Editorial: We're not coddled, we're compassionate

By The Beacon | February 10, 2016 3:48pm

trigger-warnings
Cartoon by Nathan DeVaughn

Our generation has been accused of perpetuating a “Coddle Culture,” in which we impose strict limitations on people’s expression for the sake of others’ comfort or our own. Critics have cited the use — or the request — of trigger warnings as one example of our generation’s inability to address difficult, and sometimes upsetting, topics. Even The Atlantic wrote an article about the consequences of “coddling the American mind,” and argued that college students are demanding “protection from words and ideas they don’t like.”

Other critics say political correctness and requests for trigger warnings stunt individual growth and stifle important dialogue. They also accuse these requests for trigger warnings on syllabi or before specific classroom discussions as favoring feelings above facts.

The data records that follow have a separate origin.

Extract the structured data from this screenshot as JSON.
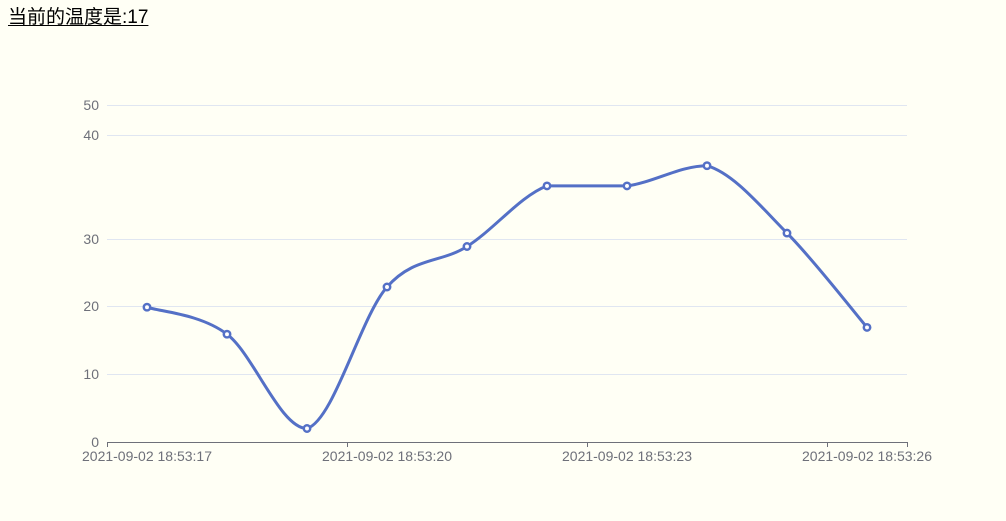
{
  "page": {
    "background_color": "#FFFFF5"
  },
  "header": {
    "title": "当前的温度是:17",
    "current_temperature": "17"
  },
  "chart_data": {
    "type": "line",
    "smooth": true,
    "legend": "none",
    "grid": "horizontal-gridlines-only",
    "x_tick_labels": [
      "2021-09-02 18:53:17",
      "2021-09-02 18:53:20",
      "2021-09-02 18:53:23",
      "2021-09-02 18:53:26"
    ],
    "x_label_interval": 3,
    "values": [
      20,
      16,
      2,
      23,
      29,
      38,
      38,
      41,
      31,
      17
    ],
    "y_tick_labels": [
      "0",
      "10",
      "20",
      "30",
      "40",
      "50"
    ],
    "ylim": [
      0,
      50
    ],
    "colors": {
      "line": "#5470C6",
      "marker_fill": "#FFFFFF",
      "gridline": "#E0E6F1",
      "axis": "#6E7079",
      "label": "#6E7079"
    }
  }
}
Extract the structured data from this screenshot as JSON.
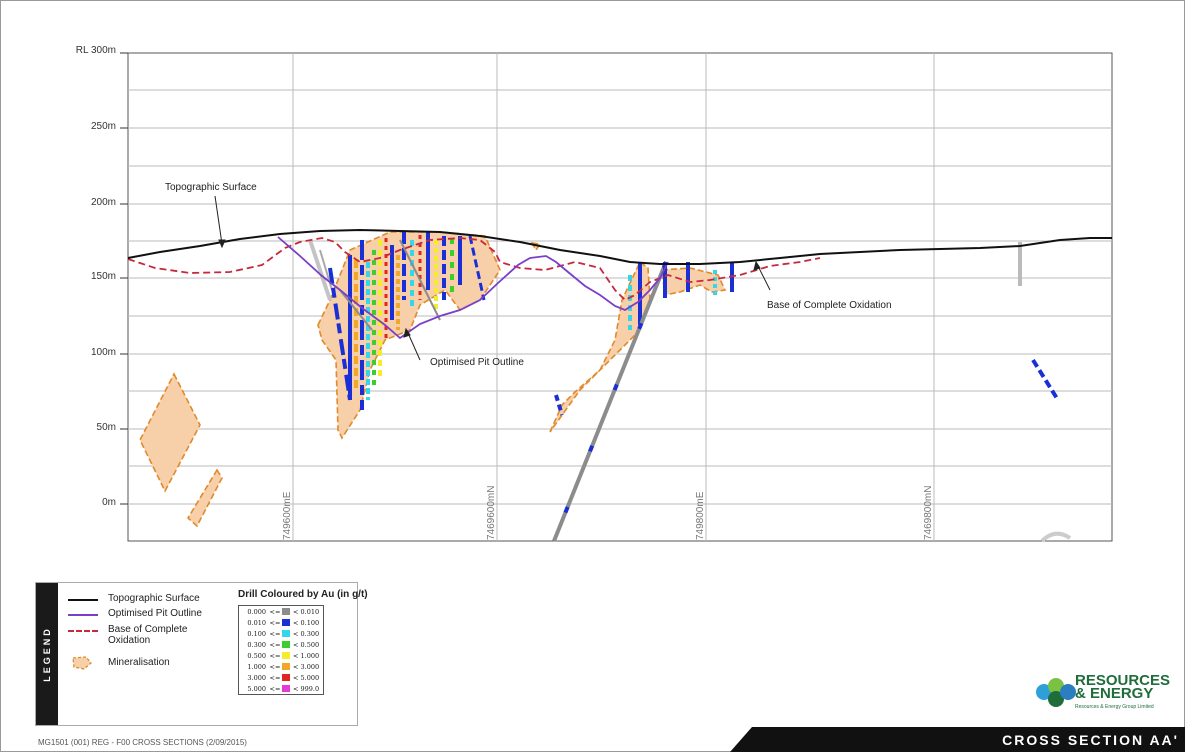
{
  "section": {
    "y_axis_labels": [
      "RL 300m",
      "250m",
      "200m",
      "150m",
      "100m",
      "50m",
      "0m"
    ],
    "northing_labels": [
      "749600mE",
      "7469600mN",
      "749800mE",
      "7469800mN"
    ],
    "annotations": {
      "topographic_surface": "Topographic Surface",
      "base_complete_oxidation": "Base of Complete Oxidation",
      "optimised_pit_outline": "Optimised Pit Outline"
    }
  },
  "legend": {
    "tab_label": "LEGEND",
    "items": [
      {
        "label": "Topographic Surface"
      },
      {
        "label": "Optimised Pit Outline"
      },
      {
        "label": "Base of Complete Oxidation"
      },
      {
        "label": "Mineralisation"
      }
    ],
    "drill": {
      "title": "Drill Coloured by Au (in g/t)",
      "rows": [
        {
          "low": "0.000",
          "op": "<=",
          "high": "< 0.010",
          "color": "#8c8c8c"
        },
        {
          "low": "0.010",
          "op": "<=",
          "high": "< 0.100",
          "color": "#1a2fd6"
        },
        {
          "low": "0.100",
          "op": "<=",
          "high": "< 0.300",
          "color": "#35d6e8"
        },
        {
          "low": "0.300",
          "op": "<=",
          "high": "< 0.500",
          "color": "#3ccf2c"
        },
        {
          "low": "0.500",
          "op": "<=",
          "high": "< 1.000",
          "color": "#f2ee2a"
        },
        {
          "low": "1.000",
          "op": "<=",
          "high": "< 3.000",
          "color": "#f2a62a"
        },
        {
          "low": "3.000",
          "op": "<=",
          "high": "< 5.000",
          "color": "#e0261e"
        },
        {
          "low": "5.000",
          "op": "<=",
          "high": "< 999.0",
          "color": "#e23ad6"
        }
      ]
    }
  },
  "colors": {
    "topo": "#111111",
    "pit": "#7a3fc8",
    "oxidation": "#c8283c",
    "mineralisation_fill": "#f7cfa8",
    "mineralisation_edge": "#e08a2c"
  },
  "brand": {
    "name_line1": "RESOURCES",
    "name_line2": "& ENERGY",
    "subtitle": "Resources & Energy Group Limited"
  },
  "footer": {
    "left": "MG1501 (001) REG - F00 CROSS SECTIONS (2/09/2015)",
    "title": "CROSS SECTION AA'"
  }
}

While the use of trigger warnings and the emphasis on political correctness are not inherently the same issue, they stem from the same desire: to be thoughtful of varying experiences, and to be compassionate toward others.

Unlike some critics’ definitions, “political correctness” doesn’t mean that certain topics are “off-limits” or that talking about controversial topics must always be done in a sterile, unemotional way. In fact, it’s the opposite. To be politically correct is to continue to have the really difficult conversations, but to do so with openness and compassion, with flexibility of thought and an understanding that everyone’s experiences are different. Being politically correct is listening to someone’s point of view, allowing them to express when something makes them upset/uncomfortable, understanding why it was upsetting and trying to speak and behave accordingly.

A desire to be politically correct is not a desire to censor people’s thoughts. In fact, it’s a desire to ensure that everyone’s thoughts can be expressed in the most effective way possible.

If someone is offended by the way you speak or behave, they’re less likely to listen to what you have to say. Have you ever had a professor that yells a lot? Or a classmate that complains too much? After a while, we begin to shut those voices out. We stop paying attention because that method of communicating no longer is effective.

The same is true for political correctness: Using derogatory names or slurs is not an effective way of communicating. Your thoughts and feelings are valid, but communicating them effectively, without causing undue offense, increases your odds of being heard tremendously.

The use of trigger warnings can be applied to this same line of thinking. Requesting that a professor give his or her students warning before showing and discussing potentially upsetting class materials is not an attempt to stifle discussion or protect students from difficult conversations. Trigger warnings are, again, an attempt to create a safe space for effective communication. If students aren’t prepared to talk about upsetting material, they’ll most likely tune out and be poorer participants in classroom discussion — which could be detrimental to everyone’s educational experience.

The use of trigger warnings can actually be used as an entry point into important class discussions, because professors can discuss why it's still important to learn about and discuss those potentially upsetting topics. Allowing people to ease into difficult conversations is not “coddling” them. It’s treating them with compassion and respect.

The request for trigger warnings, like the request for political correctness, is not some quasi-totalitarian agenda attempting to squash all forms of individual expression. It’s not an attempt to infringe on free speech. It’s an attempt to open speech, so that everyone can participate without being marginalized (or even re-traumatized) by the words and images people choose to use to make their point.

We want professors and students to consider the importance of safe spaces for open (if sometimes controversial) dialogue and the role they play in either creating, maintaining or destroying those safe spaces with their language and behavior.

Being an effective communicator doesn’t mean unapologetically relaying the “facts,” or voicing our opinion. Being an effective communicator means approaching every conversation, every interaction, with humility and compassion and an understanding that all dialogue should be made in the pursuit of shared understanding, not in division or ostracization.